Her face may be half-shrouded by a mask of crystalline ice, but there was no hiding the snarl that came from under her mask as threw her hands out, shouting “Frost spikes!” and sending a wave of ice at him.

For his part, he closed his eyes and exhaled, gripping onto the hilt of his sword with both hands.

He didn’t need to ‘see’ for this.

His hearing was good enough.

“... I’ll give you a piece of candy if you answer this question right, Nona,” he whispered. “Do you know the meaning of fire?”

He knew. He was fire, and it was born on the tip of his tongue, smoke choking out his mouth—and with an underhanded slash, he ripped his sword out of the ground, sliding a roaring wall of flames back at the Witch.

The bridge trembled. His sword shattered in his hands, unable to withstand the heat. An explosive force grazed both of them as fire met ice in a fiery battle, but it was his that triumphed, and his advancing wall of flames hadn’t come to a stop yet when Nona took a frightened step back, flinging more ice at him.

None of them could stop the flames from slamming into her, enveloping her, and melting her frost armour as she fell over backwards with a pained screech.

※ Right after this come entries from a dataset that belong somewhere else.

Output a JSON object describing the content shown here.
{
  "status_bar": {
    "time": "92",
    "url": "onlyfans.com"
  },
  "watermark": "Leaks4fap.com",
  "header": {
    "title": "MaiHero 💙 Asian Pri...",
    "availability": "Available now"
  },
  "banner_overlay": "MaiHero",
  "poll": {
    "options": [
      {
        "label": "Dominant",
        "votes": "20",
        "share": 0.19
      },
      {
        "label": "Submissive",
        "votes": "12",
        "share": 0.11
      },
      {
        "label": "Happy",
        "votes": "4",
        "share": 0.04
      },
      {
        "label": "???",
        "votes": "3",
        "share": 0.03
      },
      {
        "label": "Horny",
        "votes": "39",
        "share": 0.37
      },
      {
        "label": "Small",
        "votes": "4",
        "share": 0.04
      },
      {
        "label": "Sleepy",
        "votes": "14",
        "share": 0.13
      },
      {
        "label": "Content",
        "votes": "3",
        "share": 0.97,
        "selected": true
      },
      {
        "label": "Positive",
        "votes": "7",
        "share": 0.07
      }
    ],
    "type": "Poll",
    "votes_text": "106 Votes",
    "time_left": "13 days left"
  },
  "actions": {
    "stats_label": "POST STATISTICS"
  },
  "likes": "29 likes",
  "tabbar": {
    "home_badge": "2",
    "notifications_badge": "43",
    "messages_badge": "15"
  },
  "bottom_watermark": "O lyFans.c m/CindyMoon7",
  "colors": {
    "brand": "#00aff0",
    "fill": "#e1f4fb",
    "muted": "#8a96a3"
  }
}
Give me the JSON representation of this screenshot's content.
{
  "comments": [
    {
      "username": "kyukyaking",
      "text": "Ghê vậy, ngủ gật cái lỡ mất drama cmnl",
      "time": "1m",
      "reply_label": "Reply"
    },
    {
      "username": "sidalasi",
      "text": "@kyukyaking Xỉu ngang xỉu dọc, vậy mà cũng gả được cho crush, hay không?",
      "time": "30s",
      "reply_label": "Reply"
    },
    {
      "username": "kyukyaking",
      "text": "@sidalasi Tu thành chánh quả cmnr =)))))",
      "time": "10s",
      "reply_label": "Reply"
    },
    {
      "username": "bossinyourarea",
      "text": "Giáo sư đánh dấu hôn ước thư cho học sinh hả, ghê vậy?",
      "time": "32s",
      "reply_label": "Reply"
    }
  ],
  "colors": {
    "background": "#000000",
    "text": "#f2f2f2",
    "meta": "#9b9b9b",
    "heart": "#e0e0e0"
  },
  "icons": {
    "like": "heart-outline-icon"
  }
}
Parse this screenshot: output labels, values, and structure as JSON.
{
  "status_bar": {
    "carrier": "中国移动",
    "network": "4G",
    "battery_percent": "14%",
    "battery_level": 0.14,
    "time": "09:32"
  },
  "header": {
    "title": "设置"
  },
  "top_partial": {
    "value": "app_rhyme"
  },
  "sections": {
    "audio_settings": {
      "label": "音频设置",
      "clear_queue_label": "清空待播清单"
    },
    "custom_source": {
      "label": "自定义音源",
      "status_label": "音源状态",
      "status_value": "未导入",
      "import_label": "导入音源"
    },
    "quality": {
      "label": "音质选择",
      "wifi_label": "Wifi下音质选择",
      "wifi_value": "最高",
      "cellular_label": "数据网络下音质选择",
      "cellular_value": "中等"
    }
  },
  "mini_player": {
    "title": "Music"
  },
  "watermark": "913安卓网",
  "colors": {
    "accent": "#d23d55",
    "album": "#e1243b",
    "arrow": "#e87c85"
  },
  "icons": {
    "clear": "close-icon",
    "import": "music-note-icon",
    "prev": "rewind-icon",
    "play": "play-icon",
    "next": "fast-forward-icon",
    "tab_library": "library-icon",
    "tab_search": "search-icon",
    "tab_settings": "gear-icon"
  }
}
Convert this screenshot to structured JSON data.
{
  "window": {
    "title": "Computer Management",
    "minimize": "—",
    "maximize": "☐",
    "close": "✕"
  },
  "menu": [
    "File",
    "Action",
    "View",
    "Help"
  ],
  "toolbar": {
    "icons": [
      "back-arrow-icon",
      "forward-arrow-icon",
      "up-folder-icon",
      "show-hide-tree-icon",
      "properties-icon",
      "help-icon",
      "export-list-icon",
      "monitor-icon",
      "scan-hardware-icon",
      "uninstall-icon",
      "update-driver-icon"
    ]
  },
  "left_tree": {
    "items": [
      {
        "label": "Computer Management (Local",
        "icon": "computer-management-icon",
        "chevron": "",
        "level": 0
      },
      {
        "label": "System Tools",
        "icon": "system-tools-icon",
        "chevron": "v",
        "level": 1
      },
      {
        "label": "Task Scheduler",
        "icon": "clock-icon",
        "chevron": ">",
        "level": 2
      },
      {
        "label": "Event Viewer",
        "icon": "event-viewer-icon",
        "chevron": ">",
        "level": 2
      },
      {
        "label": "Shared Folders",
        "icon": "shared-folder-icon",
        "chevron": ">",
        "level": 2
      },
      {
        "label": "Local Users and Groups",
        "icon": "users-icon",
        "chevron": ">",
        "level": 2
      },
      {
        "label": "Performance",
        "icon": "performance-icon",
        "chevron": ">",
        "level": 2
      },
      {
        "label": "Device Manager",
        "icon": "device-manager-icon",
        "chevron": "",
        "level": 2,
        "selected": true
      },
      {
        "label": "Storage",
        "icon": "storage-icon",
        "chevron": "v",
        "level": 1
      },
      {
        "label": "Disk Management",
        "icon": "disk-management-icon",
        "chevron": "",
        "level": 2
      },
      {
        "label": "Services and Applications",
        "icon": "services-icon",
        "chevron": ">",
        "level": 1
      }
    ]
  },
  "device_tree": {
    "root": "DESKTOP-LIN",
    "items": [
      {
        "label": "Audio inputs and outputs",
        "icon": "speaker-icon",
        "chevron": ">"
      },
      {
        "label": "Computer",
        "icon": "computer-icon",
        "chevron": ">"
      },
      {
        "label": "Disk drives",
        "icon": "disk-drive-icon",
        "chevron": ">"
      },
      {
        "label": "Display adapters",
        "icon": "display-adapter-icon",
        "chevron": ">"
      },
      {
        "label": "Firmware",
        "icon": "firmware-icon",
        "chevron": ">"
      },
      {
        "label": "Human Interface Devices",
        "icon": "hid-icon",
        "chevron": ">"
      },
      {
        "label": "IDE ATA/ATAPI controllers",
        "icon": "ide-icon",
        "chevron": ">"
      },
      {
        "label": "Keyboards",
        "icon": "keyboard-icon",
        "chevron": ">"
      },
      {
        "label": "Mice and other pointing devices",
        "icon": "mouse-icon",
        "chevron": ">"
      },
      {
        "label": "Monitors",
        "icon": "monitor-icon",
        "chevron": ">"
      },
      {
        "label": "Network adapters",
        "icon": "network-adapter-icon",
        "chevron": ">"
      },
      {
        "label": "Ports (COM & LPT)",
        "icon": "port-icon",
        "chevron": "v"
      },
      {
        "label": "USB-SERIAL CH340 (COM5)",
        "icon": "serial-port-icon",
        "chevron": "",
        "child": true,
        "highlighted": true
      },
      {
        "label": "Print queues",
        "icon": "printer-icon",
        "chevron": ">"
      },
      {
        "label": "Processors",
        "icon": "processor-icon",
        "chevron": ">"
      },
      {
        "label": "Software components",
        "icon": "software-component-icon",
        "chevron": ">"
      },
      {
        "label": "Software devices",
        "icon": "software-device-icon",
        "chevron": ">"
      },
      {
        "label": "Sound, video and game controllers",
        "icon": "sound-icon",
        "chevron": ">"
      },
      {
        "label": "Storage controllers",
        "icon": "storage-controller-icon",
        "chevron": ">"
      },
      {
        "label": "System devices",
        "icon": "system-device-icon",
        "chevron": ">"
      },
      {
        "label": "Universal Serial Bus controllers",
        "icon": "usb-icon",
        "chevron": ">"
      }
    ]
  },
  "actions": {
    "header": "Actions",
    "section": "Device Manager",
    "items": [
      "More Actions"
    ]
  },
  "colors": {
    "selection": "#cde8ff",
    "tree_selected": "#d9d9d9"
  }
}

Maybe the flames didn’t actually hurt, but it certainly made her drop her wand.

“Wand!” she screamed. “To–”

“Me.”

He’d lost his, but now he had hers. The spiral wand zipped into his fast, wild, and full of wrath. The velveted leather felt warm in his hand as he felt around, searching for a button—and there was one. How diligent of the mages. To think they even made a weapon crafted from the flesh of a Lesser Insect God able to transform between a wand and a sword… he certainly had them to thank when it was eventually his turn to die.

But there were only going to be two deaths on this night, and the Witch, bloodied and battered, threw herself at him as he advanced steadily.

He snapped his wand into a spiral sword, flicking it to the side and severing one of her slashing claws. One, two, three more claws swiped at him in swift, heavy blows. He heard them all. He caught them all with his blade, silent as he parried them repeatedly. Despite her overwhelming strength and speed, the orchestra in the courtyard was still playing, and it was the anthem of Amadeus Academy that stabbed at the Witch’s eardrums, preventing her from fighting at full focus.

“... Twenty-one years,” he said, slicing between slashes and cutting out a chunk of her throat, making her scream as she fell backwards. “You have travelled across continents, destroyed entire armies, and felled dozens upon dozens of fortified boroughs. Is this not the wand worth more than a thousand human lives? How could you let it go just like that?”

She tried to scramble to her feet, but he closed the distance in a flash, and in another moment he had her pinned to the ground with one foot on her unarmoured chest. Her claws ripped into his leg and tried to rend flesh from blood, but frankly, his blood was burning far, far too much for him to feel anything.

He didn’t feel like talking with the bug any further, either.

So he rammed his sword through the hole in her chest, raised her into the air, and whispered “firestrike”—a fiery spell shot straight into her heart as a snarling, crackling javelin.

It was ‘magic’ that made Amadeus Academy rumble against the mountainside.

And it was a human who killed a Lesser Insect God.